According to the projection results, Latino, Asian, and multiracial populations are all expected to double in size over the next 40 years. Latinos specifically project the highest growth, as they will make up 25.1 percent of the US population in 2044, doubling that of African-Americans, projection shows.

“The pace of U.S. population growth is slowing, and the population continues to become more diverse,” Kenneth Johnson, senior demographer at the University of New Hampshire’s Carsey School of Public Policy, told Al Jazeera America. “This will produce a rich tapestry of demographic change in the US over the next several decades,” she said.

The population projections by the US Census Bureau further estimates during the 2028 presidential election, 40 percent of all eligible voters will be racial minorities, while by 2027 more than half of America’s twenty-somethings will be comprised of racial minorities.

By the same prediction, in 2060 white population will drop to 44 percent in US, of which 55 percent will be 65 years and older.

“Thirty percent all grandparents in America have a grandchild of a different race or ethnicity, and the diversity in this country is growing in so many ways, we are just starting to get a grasp on those changes,” Guy Garcia, president of New Mainstream Initiatives for Ethnifacts, told Latin Post.

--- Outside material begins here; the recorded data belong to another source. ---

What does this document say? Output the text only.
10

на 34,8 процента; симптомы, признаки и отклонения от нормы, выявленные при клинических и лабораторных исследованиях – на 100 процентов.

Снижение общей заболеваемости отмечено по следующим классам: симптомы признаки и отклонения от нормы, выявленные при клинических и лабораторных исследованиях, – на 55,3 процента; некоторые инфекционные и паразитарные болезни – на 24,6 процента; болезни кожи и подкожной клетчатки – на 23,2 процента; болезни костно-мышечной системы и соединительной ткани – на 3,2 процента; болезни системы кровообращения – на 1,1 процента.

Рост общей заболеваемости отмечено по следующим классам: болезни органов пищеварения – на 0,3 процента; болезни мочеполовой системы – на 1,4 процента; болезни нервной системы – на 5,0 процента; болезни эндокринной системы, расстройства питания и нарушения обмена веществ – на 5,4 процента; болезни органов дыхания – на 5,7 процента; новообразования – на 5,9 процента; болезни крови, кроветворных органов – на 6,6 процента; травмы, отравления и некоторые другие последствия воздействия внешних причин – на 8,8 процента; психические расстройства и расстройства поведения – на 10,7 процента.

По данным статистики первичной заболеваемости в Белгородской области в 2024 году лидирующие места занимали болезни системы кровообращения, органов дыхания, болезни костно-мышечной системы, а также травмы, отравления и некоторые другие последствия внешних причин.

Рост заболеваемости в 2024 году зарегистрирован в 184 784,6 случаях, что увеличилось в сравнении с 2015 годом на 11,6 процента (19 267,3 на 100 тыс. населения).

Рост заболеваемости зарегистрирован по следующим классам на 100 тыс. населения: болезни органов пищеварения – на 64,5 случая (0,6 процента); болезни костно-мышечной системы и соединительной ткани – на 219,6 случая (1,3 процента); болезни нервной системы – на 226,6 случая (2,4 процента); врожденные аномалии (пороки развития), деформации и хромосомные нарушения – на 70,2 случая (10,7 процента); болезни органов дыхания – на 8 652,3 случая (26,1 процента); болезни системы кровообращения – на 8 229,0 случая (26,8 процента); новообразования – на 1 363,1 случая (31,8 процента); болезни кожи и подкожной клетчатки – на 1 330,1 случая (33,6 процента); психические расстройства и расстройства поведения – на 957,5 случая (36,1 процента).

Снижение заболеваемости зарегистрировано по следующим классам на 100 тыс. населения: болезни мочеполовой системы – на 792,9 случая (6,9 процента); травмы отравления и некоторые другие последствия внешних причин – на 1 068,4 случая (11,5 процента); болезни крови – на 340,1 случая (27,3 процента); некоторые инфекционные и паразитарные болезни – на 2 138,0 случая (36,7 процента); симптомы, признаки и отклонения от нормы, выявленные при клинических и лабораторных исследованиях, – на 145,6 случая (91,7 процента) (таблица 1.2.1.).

Garcia said there is a high rate of multicultural adoptions when gay parents adopting children.  

“We have all these new variation and permutations of the American family. It’s going to continue to happen, and the highest growth is coming from people of color, but they are mixing and merging and having children with people of every race, and it is going to continue to be that way.”

In the 2010 US Census, nine million people checked multiple identification boxes, Garcia said, however,  self-identification is starting to shift, with some people saying they are 100 percent Latino, Asian, or African-American, as well as 100 percent American.